The Fair Trading Commission, FTC, recently conducted a preliminary assessment of credit bureaus in response to consumer concerns about incomplete reports.
“We will be issuing the preliminary report for consultation early next week,” said FTC Executive Director David Miller, in response to queries from the Financial Gleaner.
The next phase of the report will focus on input from stakeholders.
Consumers applying for loans typically consent to the lending institution conducting background credit checks through the credit bureaus, which are regulated by the central bank. Commercial bank loans hover at $1.34 trillion, with consumer loans making up half, or $675 billion.
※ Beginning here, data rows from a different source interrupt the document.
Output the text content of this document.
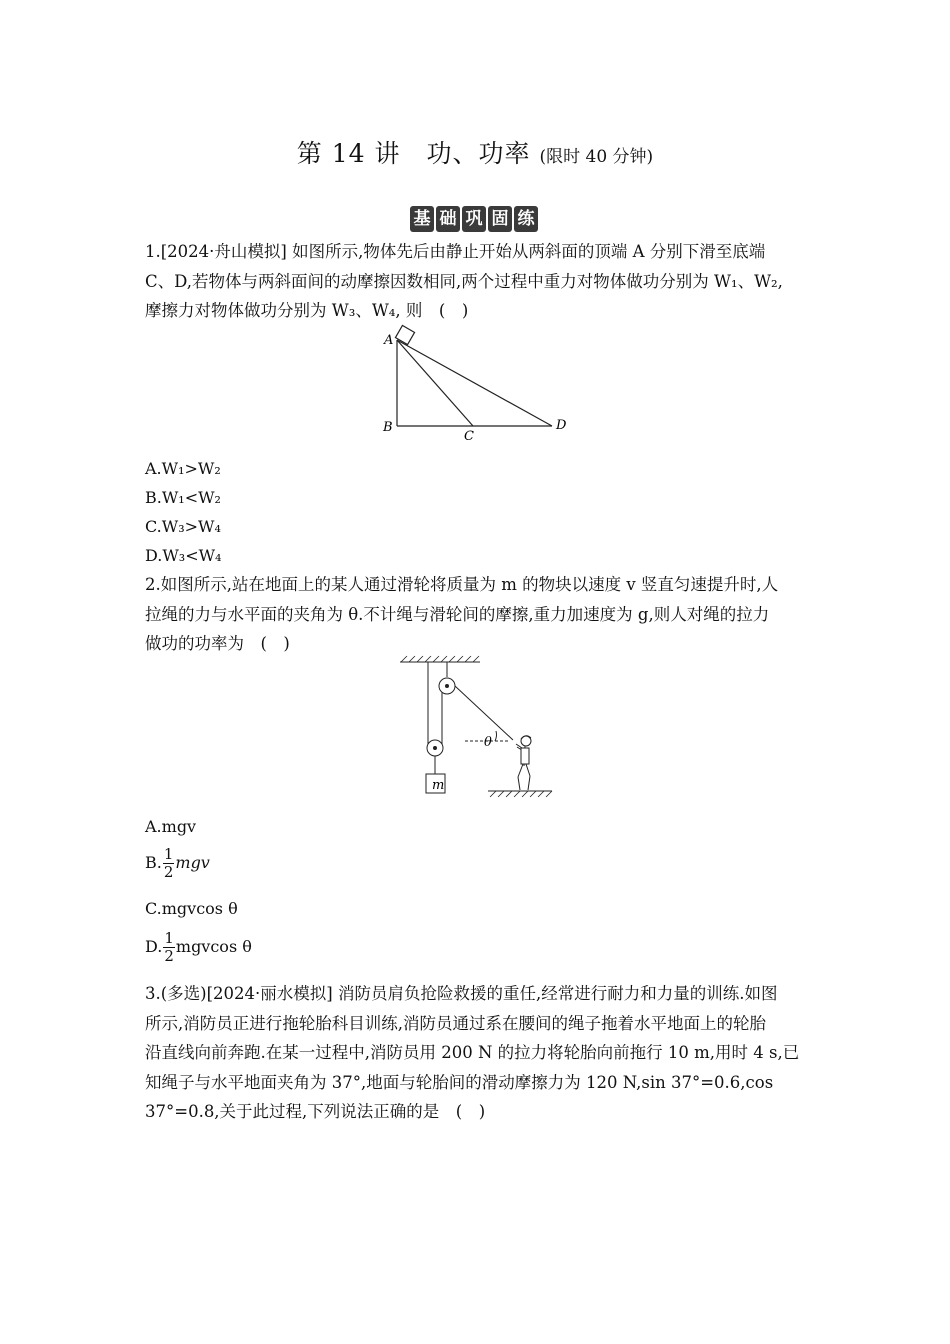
第 14 讲　功、功率 (限时 40 分钟)
基 础 巩 固 练
1.[2024·舟山模拟] 如图所示,物体先后由静止开始从两斜面的顶端 A 分别下滑至底端
C、D,若物体与两斜面间的动摩擦因数相同,两个过程中重力对物体做功分别为 W₁、W₂,
摩擦力对物体做功分别为 W₃、W₄, 则　(　)
A
B
C
D
A.W₁>W₂
B.W₁<W₂
C.W₃>W₄
D.W₃<W₄
2.如图所示,站在地面上的某人通过滑轮将质量为 m 的物块以速度 v 竖直匀速提升时,人
拉绳的力与水平面的夹角为 θ.不计绳与滑轮间的摩擦,重力加速度为 g,则人对绳的拉力
做功的功率为　(　)
m
θ
A.mgv
B. $\frac{1}{2}$ mgv
C.mgvcos θ
D. $\frac{1}{2}$ mgvcos θ
3.(多选)[2024·丽水模拟] 消防员肩负抢险救援的重任,经常进行耐力和力量的训练.如图
所示,消防员正进行拖轮胎科目训练,消防员通过系在腰间的绳子拖着水平地面上的轮胎
沿直线向前奔跑.在某一过程中,消防员用 200 N 的拉力将轮胎向前拖行 10 m,用时 4 s,已
知绳子与水平地面夹角为 37°,地面与轮胎间的滑动摩擦力为 120 N,sin 37°=0.6,cos
37°=0.8,关于此过程,下列说法正确的是　(　)
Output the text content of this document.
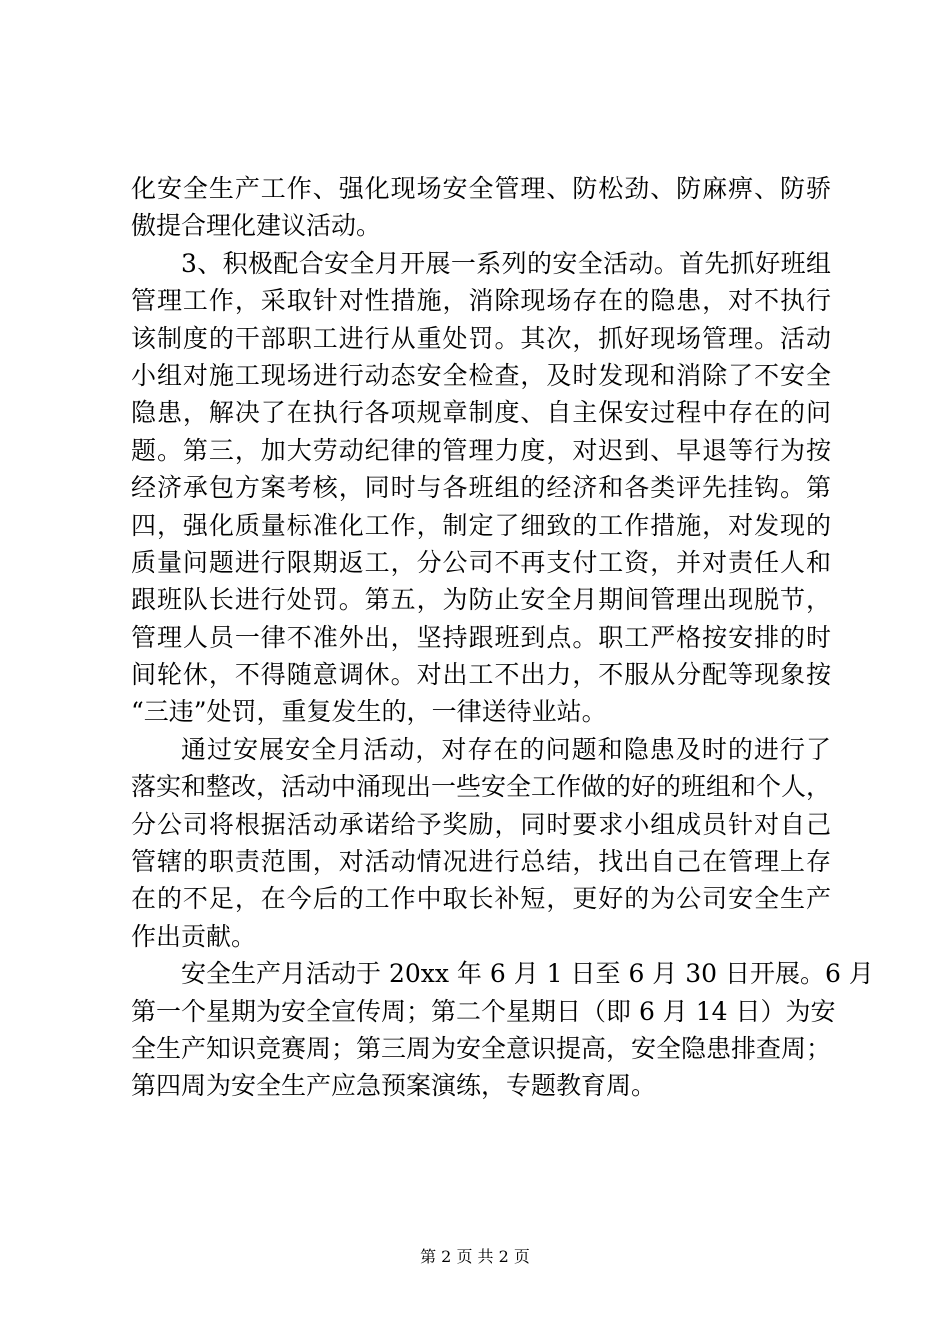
化安全生产工作、强化现场安全管理、防松劲、防麻痹、防骄
傲提合理化建议活动。
3、积极配合安全月开展一系列的安全活动。首先抓好班组
管理工作，采取针对性措施，消除现场存在的隐患，对不执行
该制度的干部职工进行从重处罚。其次，抓好现场管理。活动
小组对施工现场进行动态安全检查，及时发现和消除了不安全
隐患，解决了在执行各项规章制度、自主保安过程中存在的问
题。第三，加大劳动纪律的管理力度，对迟到、早退等行为按
经济承包方案考核，同时与各班组的经济和各类评先挂钩。第
四，强化质量标准化工作，制定了细致的工作措施，对发现的
质量问题进行限期返工，分公司不再支付工资，并对责任人和
跟班队长进行处罚。第五，为防止安全月期间管理出现脱节，
管理人员一律不准外出，坚持跟班到点。职工严格按安排的时
间轮休，不得随意调休。对出工不出力，不服从分配等现象按
“三违”处罚，重复发生的，一律送待业站。
通过安展安全月活动，对存在的问题和隐患及时的进行了
落实和整改，活动中涌现出一些安全工作做的好的班组和个人，
分公司将根据活动承诺给予奖励，同时要求小组成员针对自己
管辖的职责范围，对活动情况进行总结，找出自己在管理上存
在的不足，在今后的工作中取长补短，更好的为公司安全生产
作出贡献。
安全生产月活动于 20xx 年 6 月 1 日至 6 月 30 日开展。6 月
第一个星期为安全宣传周；第二个星期日（即 6 月 14 日）为安
全生产知识竞赛周；第三周为安全意识提高，安全隐患排查周；
第四周为安全生产应急预案演练，专题教育周。
第 2 页 共 2 页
Miller explained that the assessment was primarily triggered by “customer complaints” related to “incomplete or inaccurate information” on credit reports, as well as the fact that most banks rely on the same bureau. The report also reviewed how the Credit Reporting Act impacts on competition.
Over the next three months, the FTC will engage with stakeholders, including credit bureaus, data providers, credit information users, and the Bank of Jamaica, according to the FTC’s quarterly newsletter released this month
Over the years, three credit bureaus have operated locally, namely EveryData Jamaica Limited, formerly Creditinfo Jamaica; CRIF Information Bureau; and Credit Information Services Limited. One bureau exited the market recently, Miller noted, but didn’t have the name of the closed bureau on hand.
Up to Thursday, all three bureaus remained on the central bank’s website as licensed operators.
“Complaints suggest that most banks are using one bureau,” said Miller, while noting that the other two bureaus lack access to information from several data providers.
The FTC’s initial assessment produced six recommendations, as outlined in the unpublished preliminary report. These include mandating data reciprocity, improving regulatory clarity and efficiency, strengthening consumer protections, fostering innovation and monitoring market dynamics, promoting financial inclusion, and enhancing data privacy and security.
A representative of one of the credit bureaus explained that customer complaints often revolve around whether loan facilities have been fully closed.
“The concerns typically involve whether these facilities have been paid off,” the person said, adding that the Credit Reporting Act allows two weeks for the bureau to contact the lending institution to address the issue.
However, the resolution process can extend beyond two weeks, as the law specifies the time to contact, but not the time to resolve the issue. Discussions are under way to amend the Credit Reporting Act to require a 14-day resolution for such matters, the credit bureau representative said.
“This can frustrate customers who are seeking loans,” the person said. “We must receive a response within 14 days, but resolution isn’t guaranteed within that timeframe. “
The FTC first announced plans to assess the credit bureau sector in July 2022.
The Credit Reporting Act of 2010 established the legal framework for credit bureaus in Jamaica, with the BOJ as the regulatory authority. In 2013, Creditinfo Jamaica Limited and CRIF NM Credit Assure Limited launched the first full-fledged credit bureaus, followed by Credit Information Services Limited in 2014.